Activities were tailored to whether detainees were going to return to their units or to civilian life on discharge. In either case, Mr Clarke said, “the quality of what was available was high.”  Detainees who had been held in the MCTC frequently returned to their units with better military skills and physically fitter than when they entered the centre, and often achieved promotion. A good range of accredited qualifications was available for those who were returning to civilian life.”

However, Mr Clarke said, there was “one potentially serious deficiency that was beyond the control of the centre” –  the lack of post-release supervision or statutory engagement from the public authorities responsible for public protection arrangements for higher-risk violent or sex offenders. “This arose because of a statutory anomaly that does not include the military in the arrangements that apply to non-military offenders on release.

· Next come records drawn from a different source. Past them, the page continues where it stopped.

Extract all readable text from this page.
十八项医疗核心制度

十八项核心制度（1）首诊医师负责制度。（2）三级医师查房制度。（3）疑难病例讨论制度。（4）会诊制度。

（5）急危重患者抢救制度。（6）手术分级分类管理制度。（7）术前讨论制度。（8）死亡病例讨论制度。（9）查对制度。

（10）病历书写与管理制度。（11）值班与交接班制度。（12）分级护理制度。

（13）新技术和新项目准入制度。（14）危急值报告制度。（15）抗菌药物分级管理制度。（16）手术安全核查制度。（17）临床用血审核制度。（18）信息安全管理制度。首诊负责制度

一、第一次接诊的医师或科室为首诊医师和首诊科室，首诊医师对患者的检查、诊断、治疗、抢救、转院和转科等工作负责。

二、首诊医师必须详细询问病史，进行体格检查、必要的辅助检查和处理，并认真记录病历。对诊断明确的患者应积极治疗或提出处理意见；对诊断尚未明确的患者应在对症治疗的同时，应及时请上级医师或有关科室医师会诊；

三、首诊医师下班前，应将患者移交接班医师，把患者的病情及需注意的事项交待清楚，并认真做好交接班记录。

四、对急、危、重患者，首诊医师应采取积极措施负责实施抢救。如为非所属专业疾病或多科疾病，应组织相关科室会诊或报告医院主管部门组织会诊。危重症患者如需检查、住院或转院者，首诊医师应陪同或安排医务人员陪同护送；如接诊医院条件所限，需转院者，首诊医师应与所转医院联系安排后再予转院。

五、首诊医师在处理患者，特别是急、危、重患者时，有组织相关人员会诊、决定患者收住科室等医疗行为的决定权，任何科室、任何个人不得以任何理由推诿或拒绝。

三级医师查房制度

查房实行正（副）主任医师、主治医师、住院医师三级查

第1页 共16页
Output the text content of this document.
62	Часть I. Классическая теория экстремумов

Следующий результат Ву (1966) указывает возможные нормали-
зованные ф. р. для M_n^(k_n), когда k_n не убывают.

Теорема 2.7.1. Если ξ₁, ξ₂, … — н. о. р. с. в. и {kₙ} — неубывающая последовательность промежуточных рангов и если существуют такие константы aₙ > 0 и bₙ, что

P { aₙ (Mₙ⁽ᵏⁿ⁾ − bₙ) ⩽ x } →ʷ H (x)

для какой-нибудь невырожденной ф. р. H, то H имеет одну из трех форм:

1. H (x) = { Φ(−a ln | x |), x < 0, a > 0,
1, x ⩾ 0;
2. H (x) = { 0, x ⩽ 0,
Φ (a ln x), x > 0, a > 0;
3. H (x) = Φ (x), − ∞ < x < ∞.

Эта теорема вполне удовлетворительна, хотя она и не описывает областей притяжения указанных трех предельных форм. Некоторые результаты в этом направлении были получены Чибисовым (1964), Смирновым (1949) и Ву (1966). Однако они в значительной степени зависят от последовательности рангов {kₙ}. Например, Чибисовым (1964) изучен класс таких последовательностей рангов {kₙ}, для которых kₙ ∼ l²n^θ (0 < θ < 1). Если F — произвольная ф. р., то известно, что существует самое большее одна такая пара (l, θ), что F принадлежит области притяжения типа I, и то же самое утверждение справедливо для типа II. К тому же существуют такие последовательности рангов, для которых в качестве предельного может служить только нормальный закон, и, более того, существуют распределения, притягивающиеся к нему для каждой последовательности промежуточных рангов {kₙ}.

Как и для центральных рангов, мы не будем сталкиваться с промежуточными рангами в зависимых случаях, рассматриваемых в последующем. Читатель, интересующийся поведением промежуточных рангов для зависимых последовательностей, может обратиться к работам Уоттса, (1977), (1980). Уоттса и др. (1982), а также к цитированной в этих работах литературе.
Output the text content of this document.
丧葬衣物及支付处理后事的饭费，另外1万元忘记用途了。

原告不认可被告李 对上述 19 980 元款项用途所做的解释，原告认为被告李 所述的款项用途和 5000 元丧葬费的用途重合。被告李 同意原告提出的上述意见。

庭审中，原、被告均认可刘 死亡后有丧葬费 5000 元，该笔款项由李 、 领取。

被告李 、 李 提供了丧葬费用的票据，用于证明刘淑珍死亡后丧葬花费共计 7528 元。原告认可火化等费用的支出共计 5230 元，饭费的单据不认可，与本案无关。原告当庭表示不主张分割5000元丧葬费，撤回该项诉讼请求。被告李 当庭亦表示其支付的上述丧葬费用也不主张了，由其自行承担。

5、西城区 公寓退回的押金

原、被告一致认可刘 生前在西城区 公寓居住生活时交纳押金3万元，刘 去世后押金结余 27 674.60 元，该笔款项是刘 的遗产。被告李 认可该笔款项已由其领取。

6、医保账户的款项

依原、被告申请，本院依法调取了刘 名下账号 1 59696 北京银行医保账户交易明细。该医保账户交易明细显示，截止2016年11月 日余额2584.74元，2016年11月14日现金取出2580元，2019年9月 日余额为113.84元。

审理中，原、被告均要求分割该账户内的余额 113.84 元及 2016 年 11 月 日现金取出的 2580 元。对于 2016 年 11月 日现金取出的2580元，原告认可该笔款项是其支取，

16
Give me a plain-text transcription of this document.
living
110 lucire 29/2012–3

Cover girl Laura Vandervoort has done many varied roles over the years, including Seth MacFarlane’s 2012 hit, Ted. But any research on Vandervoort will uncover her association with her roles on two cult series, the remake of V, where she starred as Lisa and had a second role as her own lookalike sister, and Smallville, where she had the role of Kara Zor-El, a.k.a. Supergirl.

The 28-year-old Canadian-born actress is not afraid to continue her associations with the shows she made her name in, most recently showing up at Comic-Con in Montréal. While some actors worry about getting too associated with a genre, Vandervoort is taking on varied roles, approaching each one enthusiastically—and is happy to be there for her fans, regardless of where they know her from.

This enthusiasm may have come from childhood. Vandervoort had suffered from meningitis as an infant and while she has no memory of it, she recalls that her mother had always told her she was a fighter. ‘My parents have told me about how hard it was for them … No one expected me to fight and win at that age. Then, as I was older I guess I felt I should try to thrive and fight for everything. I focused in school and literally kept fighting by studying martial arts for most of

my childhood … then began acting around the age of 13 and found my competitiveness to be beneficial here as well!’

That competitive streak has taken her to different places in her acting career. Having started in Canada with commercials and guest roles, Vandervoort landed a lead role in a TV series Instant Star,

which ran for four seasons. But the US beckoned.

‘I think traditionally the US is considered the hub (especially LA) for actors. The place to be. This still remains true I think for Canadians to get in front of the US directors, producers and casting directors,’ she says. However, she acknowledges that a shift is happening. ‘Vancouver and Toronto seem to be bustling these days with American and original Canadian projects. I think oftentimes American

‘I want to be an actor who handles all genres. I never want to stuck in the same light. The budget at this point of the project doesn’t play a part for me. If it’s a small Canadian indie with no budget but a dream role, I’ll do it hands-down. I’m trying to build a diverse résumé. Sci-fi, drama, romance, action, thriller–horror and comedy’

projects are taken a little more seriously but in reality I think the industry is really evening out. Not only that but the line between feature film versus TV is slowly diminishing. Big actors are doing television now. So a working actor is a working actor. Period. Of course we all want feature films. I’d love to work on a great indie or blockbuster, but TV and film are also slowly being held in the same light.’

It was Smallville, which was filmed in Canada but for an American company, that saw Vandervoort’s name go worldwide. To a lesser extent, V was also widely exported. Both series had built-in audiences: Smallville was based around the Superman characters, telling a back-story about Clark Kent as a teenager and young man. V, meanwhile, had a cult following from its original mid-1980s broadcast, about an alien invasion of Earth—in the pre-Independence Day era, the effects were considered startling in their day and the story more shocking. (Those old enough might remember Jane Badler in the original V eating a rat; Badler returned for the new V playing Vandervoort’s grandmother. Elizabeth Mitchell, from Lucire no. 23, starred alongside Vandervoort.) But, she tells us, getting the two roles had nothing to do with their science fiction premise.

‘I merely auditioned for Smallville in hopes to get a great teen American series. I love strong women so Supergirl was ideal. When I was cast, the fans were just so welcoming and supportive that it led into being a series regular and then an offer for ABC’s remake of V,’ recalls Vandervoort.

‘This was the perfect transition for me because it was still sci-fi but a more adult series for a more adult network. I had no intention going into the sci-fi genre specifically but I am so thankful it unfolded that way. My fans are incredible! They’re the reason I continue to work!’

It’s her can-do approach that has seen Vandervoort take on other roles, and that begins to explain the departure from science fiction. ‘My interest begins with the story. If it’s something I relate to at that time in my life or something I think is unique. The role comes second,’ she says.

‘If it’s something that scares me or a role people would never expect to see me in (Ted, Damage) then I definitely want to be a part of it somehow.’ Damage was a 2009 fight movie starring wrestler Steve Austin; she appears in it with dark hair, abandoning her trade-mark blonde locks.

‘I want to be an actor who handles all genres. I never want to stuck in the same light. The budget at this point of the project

This meant that the few offenders being released into the community who presented a high risk of harm to others were being released without proper supervision or risk-management.”

The report noted that at the time of the inspection, the centre held eight sex offenders and at least two perpetrators of domestic violence. “Protecting the public from harm by those detainees who had been convicted of serious criminal offences was hampered by two issues. Firstly, those released did not have a period of statutory probation supervision (as they would have done if they were being released from prison). Secondly, while those convicted of an offence within Schedule 3 of the Sexual Offences Act 2003 (and sentenced to 112 days or more at the MCTC) were placed on the Sex Offender Register (SOR), the Ministry of Defence was not recognised as a ‘responsible authority’ or a ‘duty to cooperate’ agency under the Multi-Agency Public Protection Arrangements (MAPPA) legislation.”

As a result, the report added, with the exception of SOR requirements managed by Essex Police, offenders “who would normally have been managed under MAPPA were not.” Mr Clarke said that HMIP had made a specific recommendation to the Ministry of Defence on this public protection issue and “as an Inspectorate would support the necessary policy or legal changes.”

Overall, Mr Clarke added: “It was refreshing for HM Inspectorate of Prisons to inspect a training centre where drugs and violence were virtually unknown, and where the culture was incredibly positive, forward-looking and not at all punitive. It was also notable that, since the last inspection in 2014, our previous recommendations had clearly been taken seriously, with the vast majority being fully implemented. I am confident that the recommendations flowing from this inspection will be treated in a similarly positive fashion. We are confident that the MCTC will continue to provide an excellent model of a corrective training establishment.”